Prosseguindo a conversa, Joubert perguntou a Rui Carneiro quais cidades tinham sido atingidas pela seca. Quando ouviu o nome de Ingá, mais uma centelha lhe acendeu a fogueira da inspiração. Pronto! Já sei! A protagonista da música vai ser Maria do Ingá, ou pensando bem, vai ser Maringá!

O episódio que aqui reconto é narrado pelo próprio compositor, no programa MPB Especial, de 1974, dirigido por Fernando Faro. Ao final do vídeo, Joubert faz questão de dizer que José Américo era um homem formidável, um espírito de retidão.

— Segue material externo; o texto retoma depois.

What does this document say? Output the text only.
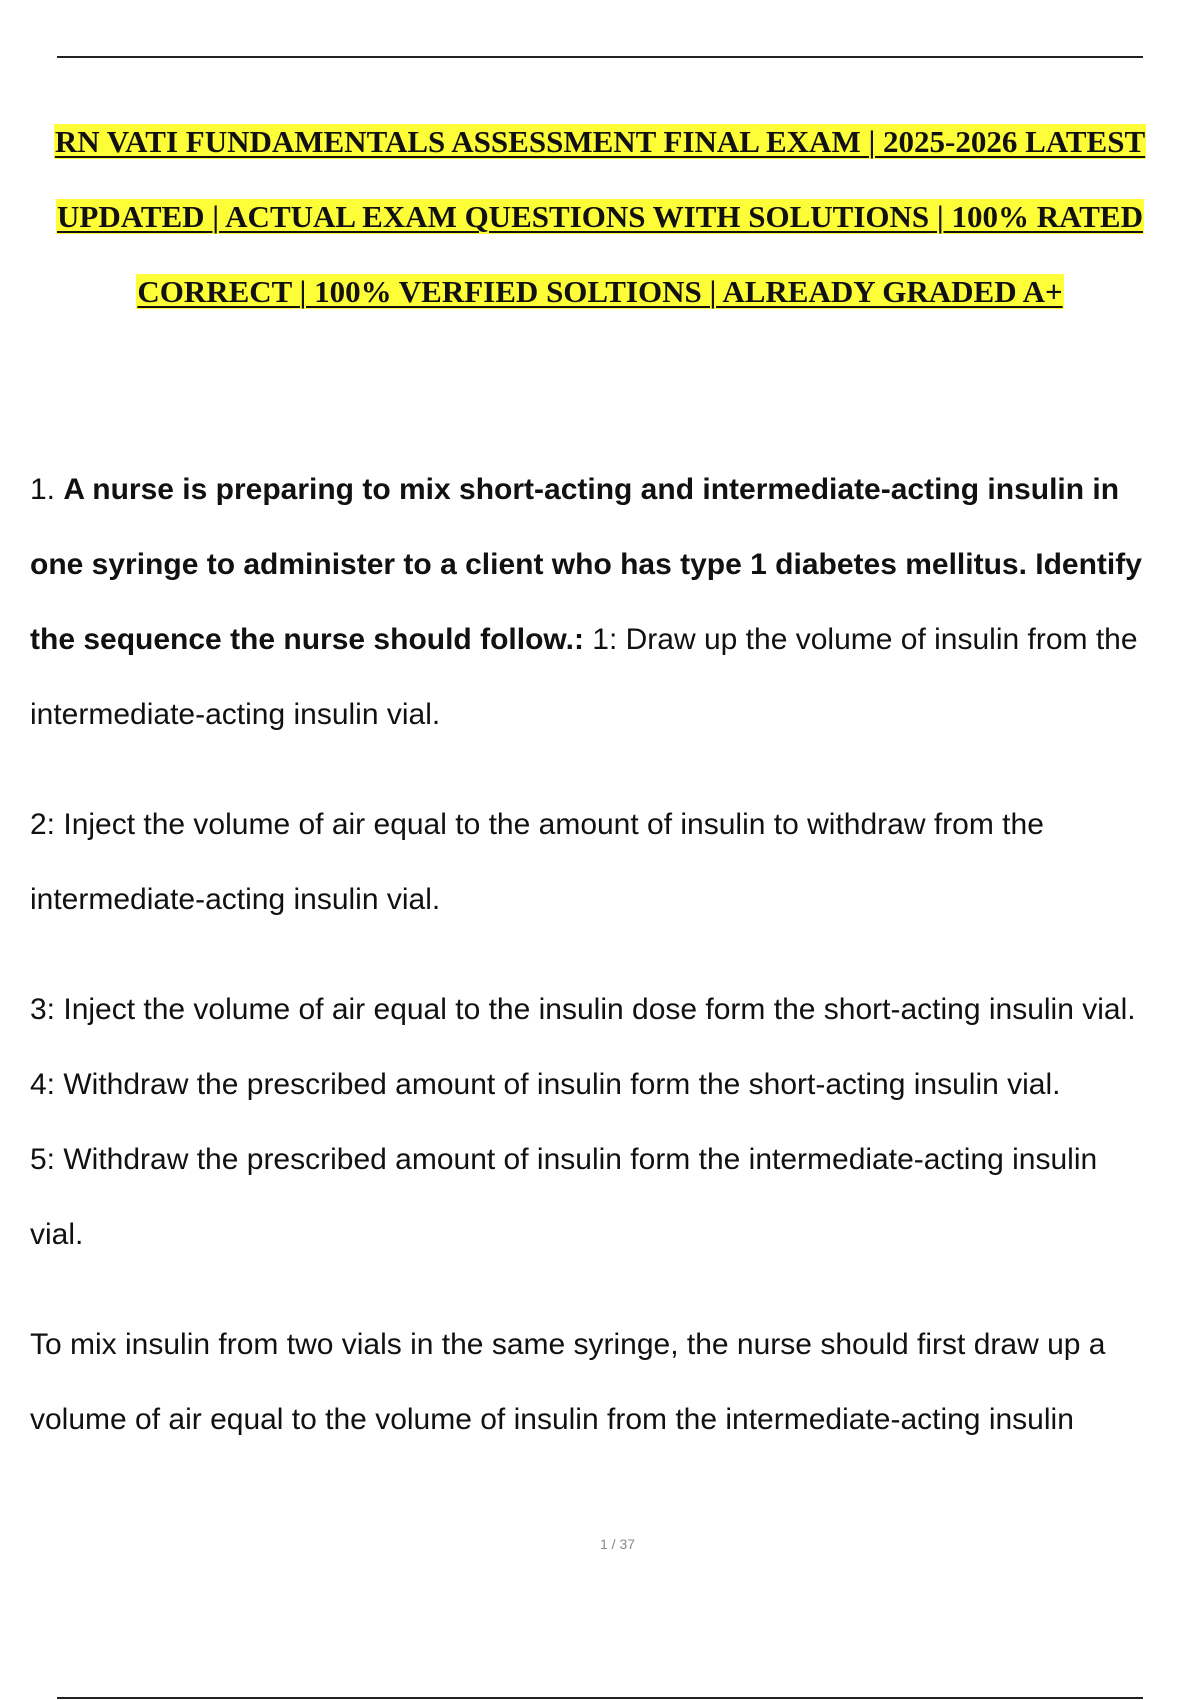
RN VATI FUNDAMENTALS ASSESSMENT FINAL EXAM | 2025-2026 LATEST
UPDATED | ACTUAL EXAM QUESTIONS WITH SOLUTIONS | 100% RATED
CORRECT | 100% VERFIED SOLTIONS | ALREADY GRADED A+
1. A nurse is preparing to mix short-acting and intermediate-acting insulin in
one syringe to administer to a client who has type 1 diabetes mellitus. Identify
the sequence the nurse should follow.: 1: Draw up the volume of insulin from the
intermediate-acting insulin vial.
2: Inject the volume of air equal to the amount of insulin to withdraw from the
intermediate-acting insulin vial.
3: Inject the volume of air equal to the insulin dose form the short-acting insulin vial.
4: Withdraw the prescribed amount of insulin form the short-acting insulin vial.
5: Withdraw the prescribed amount of insulin form the intermediate-acting insulin
vial.
To mix insulin from two vials in the same syringe, the nurse should first draw up a
volume of air equal to the volume of insulin from the intermediate-acting insulin
1 / 37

Não gosto muito do “recordar é viver”. Mas quando meu diapasão interior de vibrações estéticas compara certas músicas de ontem com muitas de hoje; quando minha balança interior de discernimento ético contrapõe a retidão de certos homens públicos do passado com muitos do presente, não tem jeito. Bate no peito uma saudade de tempos que não vivi. Eita! Acho que acabei de compor um parágrafo-provocação. Mas como disse, jamais para insultar. Apenas para instigar reflexão.